Another long silence. Now he knew what Uncle Eb meant by saying the boy had been born unlucky and never had had a chance. Poor, pitiful little tragedy of the hills! The girl deserted by her man just when she most needed his companionship and protection; the staring, whispering young mother-to-be wandering in the leafy solitudes; the new little life coming into the world as primitively as that of the first-born son of mankind; the kindly old Mother Earth taking back into her great bosom one more of her daughters who had loved and lost—a tragedy ever new, yet old as the trust of women and the callousness of men. Poor little mother! Poor Steve!

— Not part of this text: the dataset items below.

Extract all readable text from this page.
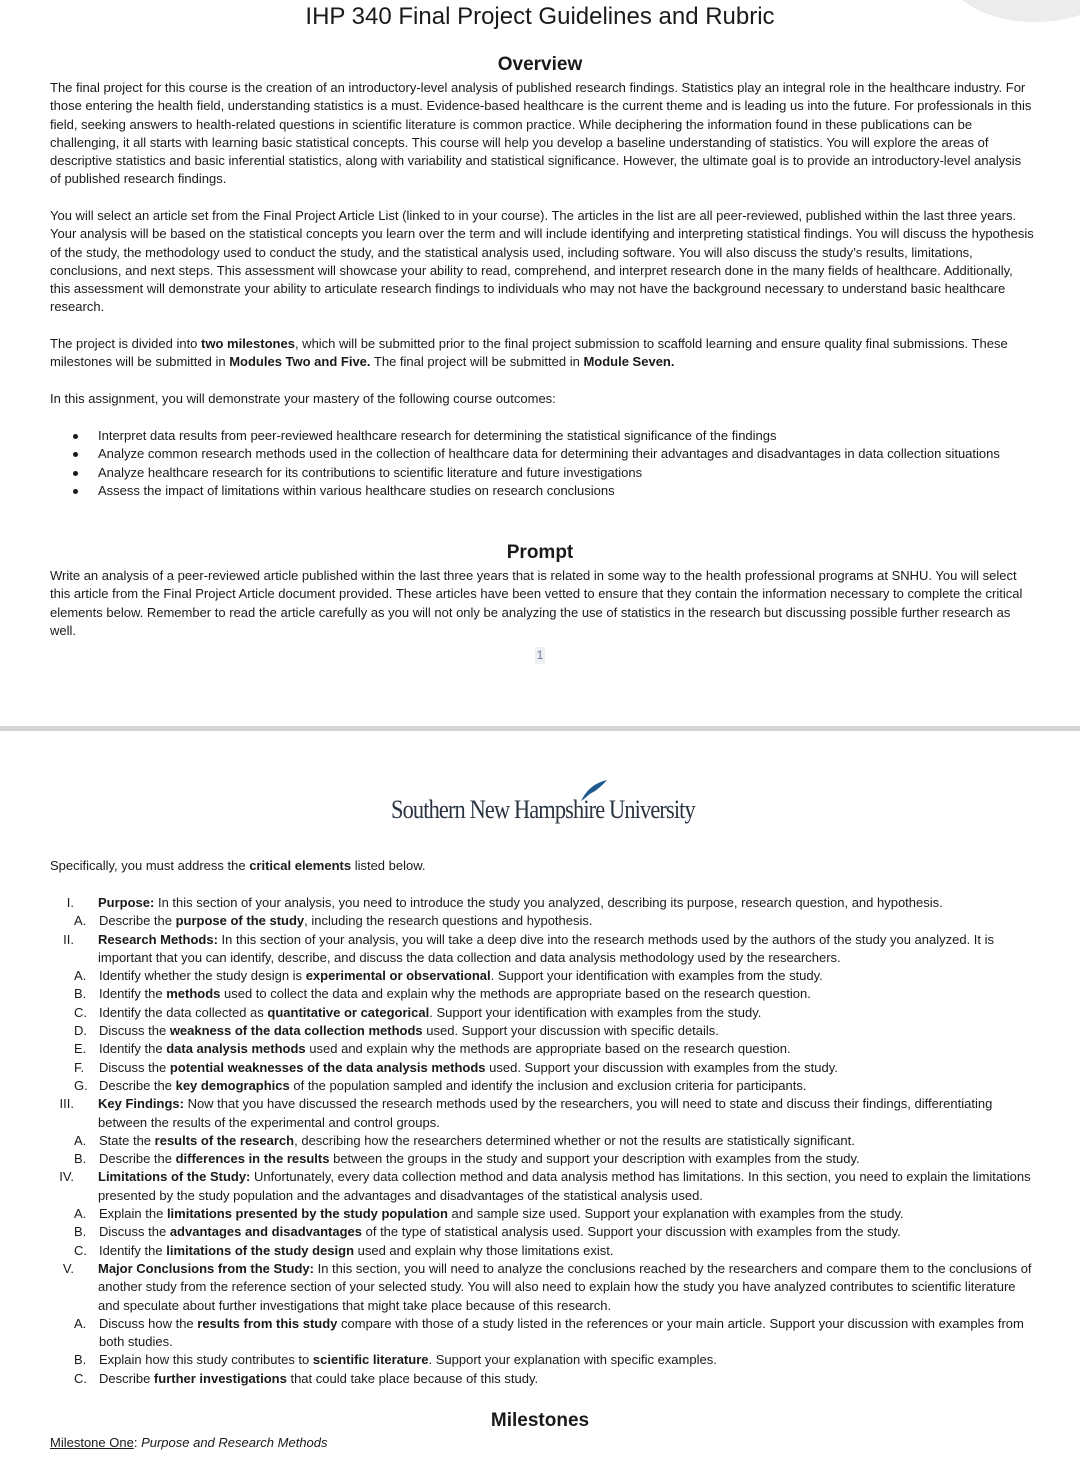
IHP 340 Final Project Guidelines and Rubric
Overview

The final project for this course is the creation of an introductory-level analysis of published research findings. Statistics play an integral role in the healthcare industry. For those entering the health field, understanding statistics is a must. Evidence-based healthcare is the current theme and is leading us into the future. For professionals in this field, seeking answers to health-related questions in scientific literature is common practice. While deciphering the information found in these publications can be challenging, it all starts with learning basic statistical concepts. This course will help you develop a baseline understanding of statistics. You will explore the areas of descriptive statistics and basic inferential statistics, along with variability and statistical significance. However, the ultimate goal is to provide an introductory-level analysis of published research findings.

You will select an article set from the Final Project Article List (linked to in your course). The articles in the list are all peer-reviewed, published within the last three years. Your analysis will be based on the statistical concepts you learn over the term and will include identifying and interpreting statistical findings. You will discuss the hypothesis of the study, the methodology used to conduct the study, and the statistical analysis used, including software. You will also discuss the study’s results, limitations, conclusions, and next steps. This assessment will showcase your ability to read, comprehend, and interpret research done in the many fields of healthcare. Additionally, this assessment will demonstrate your ability to articulate research findings to individuals who may not have the background necessary to understand basic healthcare research.

The project is divided into two milestones, which will be submitted prior to the final project submission to scaffold learning and ensure quality final submissions. These milestones will be submitted in Modules Two and Five. The final project will be submitted in Module Seven.

In this assignment, you will demonstrate your mastery of the following course outcomes:

Interpret data results from peer-reviewed healthcare research for determining the statistical significance of the findings
Analyze common research methods used in the collection of healthcare data for determining their advantages and disadvantages in data collection situations
Analyze healthcare research for its contributions to scientific literature and future investigations
Assess the impact of limitations within various healthcare studies on research conclusions
Prompt

Write an analysis of a peer-reviewed article published within the last three years that is related in some way to the health professional programs at SNHU. You will select this article from the Final Project Article document provided. These articles have been vetted to ensure that they contain the information necessary to complete the critical elements below. Remember to read the article carefully as you will not only be analyzing the use of statistics in the research but discussing possible further research as well.

1
Southern New Hampshire University

Specifically, you must address the critical elements listed below.

I. Purpose: In this section of your analysis, you need to introduce the study you analyzed, describing its purpose, research question, and hypothesis.
A. Describe the purpose of the study, including the research questions and hypothesis.
II. Research Methods: In this section of your analysis, you will take a deep dive into the research methods used by the authors of the study you analyzed. It is important that you can identify, describe, and discuss the data collection and data analysis methodology used by the researchers.
A. Identify whether the study design is experimental or observational. Support your identification with examples from the study.
B. Identify the methods used to collect the data and explain why the methods are appropriate based on the research question.
C. Identify the data collected as quantitative or categorical. Support your identification with examples from the study.
D. Discuss the weakness of the data collection methods used. Support your discussion with specific details.
E. Identify the data analysis methods used and explain why the methods are appropriate based on the research question.
F. Discuss the potential weaknesses of the data analysis methods used. Support your discussion with examples from the study.
G. Describe the key demographics of the population sampled and identify the inclusion and exclusion criteria for participants.
III. Key Findings: Now that you have discussed the research methods used by the researchers, you will need to state and discuss their findings, differentiating between the results of the experimental and control groups.
A. State the results of the research, describing how the researchers determined whether or not the results are statistically significant.
B. Describe the differences in the results between the groups in the study and support your description with examples from the study.
IV. Limitations of the Study: Unfortunately, every data collection method and data analysis method has limitations. In this section, you need to explain the limitations presented by the study population and the advantages and disadvantages of the statistical analysis used.
A. Explain the limitations presented by the study population and sample size used. Support your explanation with examples from the study.
B. Discuss the advantages and disadvantages of the type of statistical analysis used. Support your discussion with examples from the study.
C. Identify the limitations of the study design used and explain why those limitations exist.
V. Major Conclusions from the Study: In this section, you will need to analyze the conclusions reached by the researchers and compare them to the conclusions of another study from the reference section of your selected study. You will also need to explain how the study you have analyzed contributes to scientific literature and speculate about further investigations that might take place because of this research.
A. Discuss how the results from this study compare with those of a study listed in the references or your main article. Support your discussion with examples from both studies.
B. Explain how this study contributes to scientific literature. Support your explanation with specific examples.
C. Describe further investigations that could take place because of this study.
Milestones
Milestone One: Purpose and Research Methods
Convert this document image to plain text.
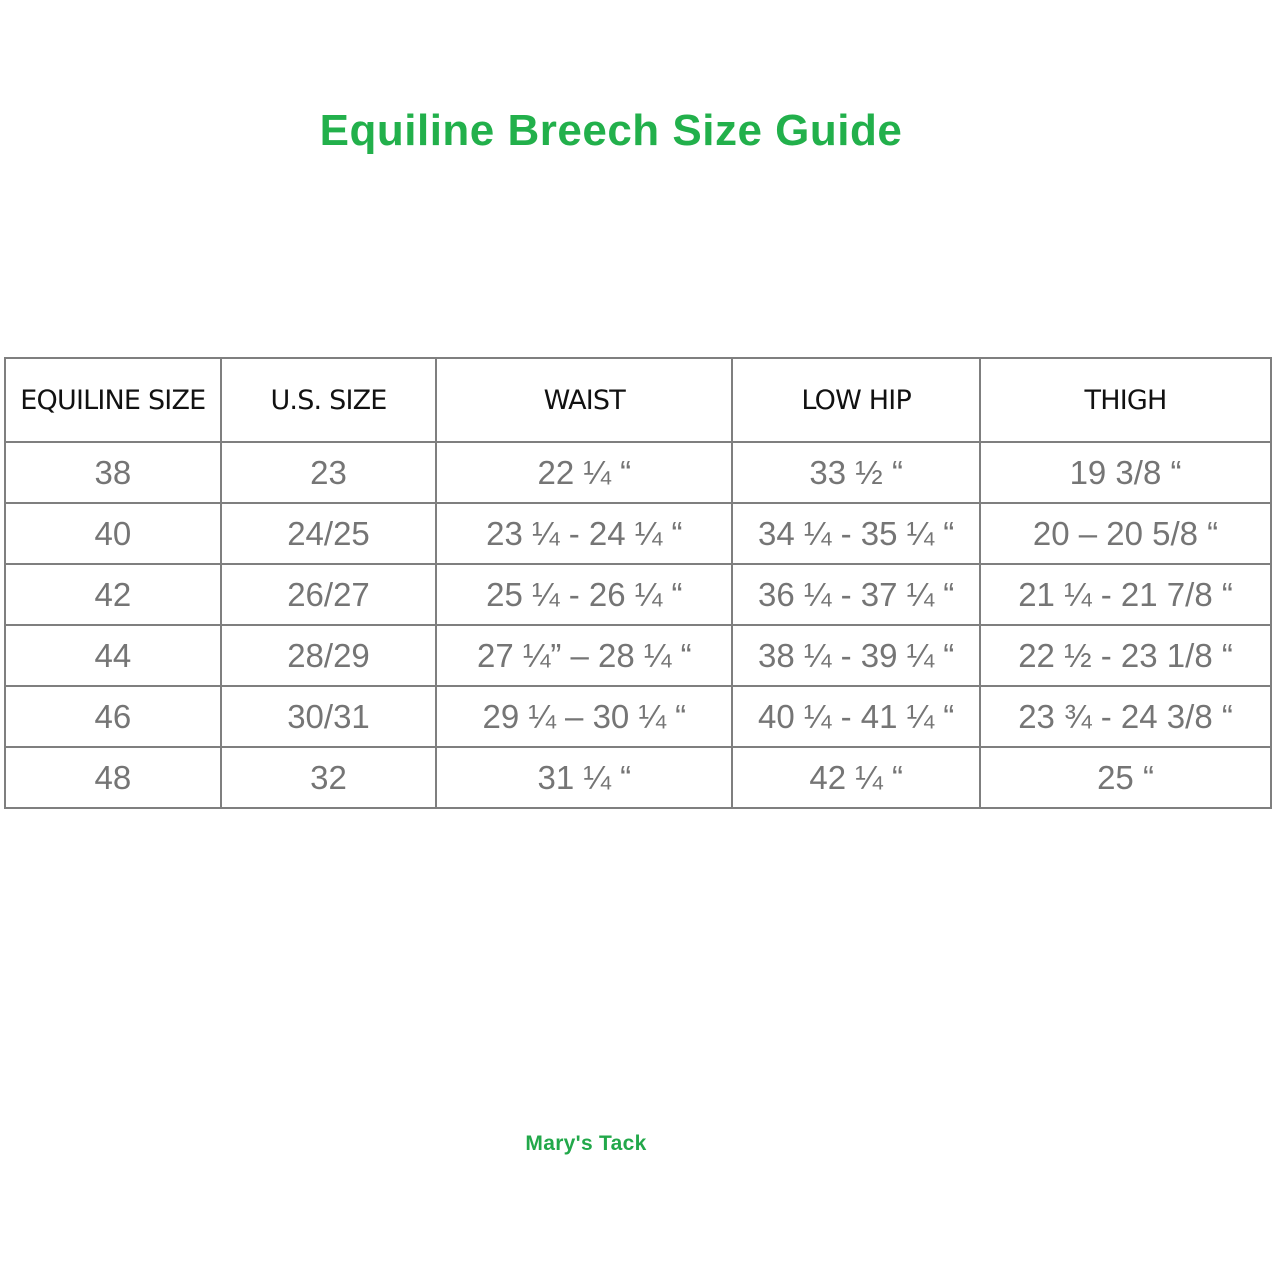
Equiline Breech Size Guide
EQUILINE SIZE	U.S. SIZE	WAIST	LOW HIP	THIGH
38	23	22 ¼ “	33 ½ “	19 3/8 “
40	24/25	23 ¼ - 24 ¼ “	34 ¼ - 35 ¼ “	20 – 20 5/8 “
42	26/27	25 ¼ - 26 ¼ “	36 ¼ - 37 ¼ “	21 ¼ - 21 7/8 “
44	28/29	27 ¼” – 28 ¼ “	38 ¼ - 39 ¼ “	22 ½ - 23 1/8 “
46	30/31	29 ¼ – 30 ¼ “	40 ¼ - 41 ¼ “	23 ¾ - 24 3/8 “
48	32	31 ¼ “	42 ¼ “	25 “
Mary's Tack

He might have asked more about the boy—how he had lived and grown—but a glance at the girl told him she would say no more. In all his wanderings among the people of the Traps, this was the first time any one had told him anything about the past of another; and even now it probably was told only because Steve himself had virtually given permission. He asked nothing further. It was she who now asked a question or two of her own.
“When you asked him to come down to your house had you forgot the ha’nt might git him?”
“By George, I did! Clean forgot that ha’nt of mine. Is that why he wouldn’t come?”